Kapitalizm, iktidar ve İslam

Kapitalizm, meta üretimine, ücretli işçilerin emeğine el koymaya dayanan, meta ilişkilerinin tüm toplumu, bir kanserli hücrenin insan vücudunu sarması gibi sardığı, hayatın her alanında meta ilişkilerinin egemen olduğu bir sınıflı toplumdur. Sınıflı toplumların en sonuncusudur. Aynı anlama gelmek üzere, insanı kirleten sınıflı toplumların en tahripkârıdır.

Kapitalizm, bir yandan artı-değer üretir, diğer yandan ise bu artı-değerin gerçekleşmesi için, metanın alanını sürekli genişletir. Alınıp satılmayan hiçbir şey kalmaz. Ve alıp satma dışında bir değer sistemi de kalmaz hâle gelir. Alınıp satılmak denilen şey, ünlü “pazar ekonomisi” diye göklere çıkartılan “değerler” demektir. Ki, tek bir şeydir, para.

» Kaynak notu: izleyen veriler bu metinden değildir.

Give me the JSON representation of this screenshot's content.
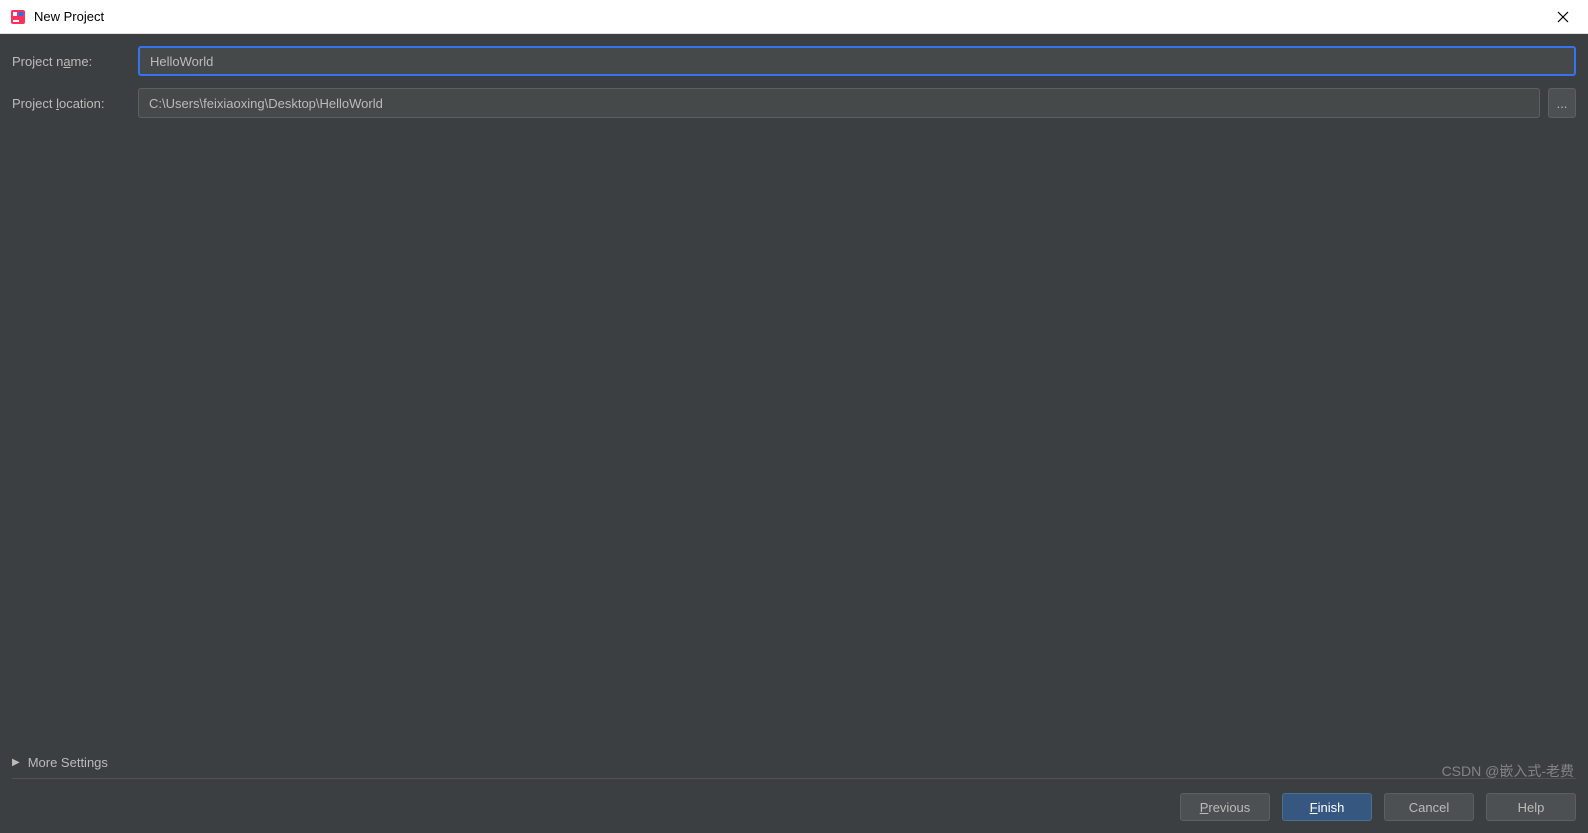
{
  "window": {
    "title": "New Project"
  },
  "form": {
    "projectName": {
      "label_pre": "Project n",
      "label_mnemonic": "a",
      "label_post": "me:",
      "value": "HelloWorld"
    },
    "projectLocation": {
      "label_pre": "Project ",
      "label_mnemonic": "l",
      "label_post": "ocation:",
      "value": "C:\\Users\\feixiaoxing\\Desktop\\HelloWorld"
    },
    "browseButton": "...",
    "moreSettings": "More Settings"
  },
  "buttons": {
    "previous": {
      "mnemonic": "P",
      "rest": "revious"
    },
    "finish": {
      "mnemonic": "F",
      "rest": "inish"
    },
    "cancel": "Cancel",
    "help": "Help"
  },
  "watermark": "CSDN @嵌入式-老费"
}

Para, aynı zamanda bir egemenlik sembolü hâline gelmiştir. Bir hakim, karşısına ekmek çalan bir hırsız çıkardıklarında, hemen 36 yıl hapis cezasını verir. Ama devleti dolandıran ve trilyonlar götüren birisini karşısında bulduğunda, ona, derin, garip, kutsal bir saygı duyar. Soru şudur: Acaba bu zengin dolandırıcıdan birkaç milyon koparabilir mi? Öyle ya, ilk örnekteki ekmek çalan hırsızdan en fazla bir dilim ekmek koparabilir, o da adam ekmeği hemen iç etmemiş ise zaten hakimin karşısına adliyeye gelene kadar polisler iç etmiştir.

Bunun etkilemediği değer sistemi, aşındırmadığı toplumsal değer kalmamıştır. Meta ilişkileri, sevginin, yatak odasının, dinin, Allah ile kurulan her türlü ilişkinin de içine sızmıştır.

Camide yüksek sesle dua eden bir fakir, yanındaki adamın sessiz dua edişine aldırmadan, “Allahım bana 10 lira ver” diye yalvarmaktadır. Bu böyle dakikalarca sürer. Yanındaki iyi giyimli beyefendi ise, “Allahım bana milyarlar ver” diye dua etmektedir. Derken, iyi giyimli beyefendi, çulsuza çıkarıp on lira verir, “sen al bu 10 lirayı da Allahı meşgul etme, benim işim büyük” der.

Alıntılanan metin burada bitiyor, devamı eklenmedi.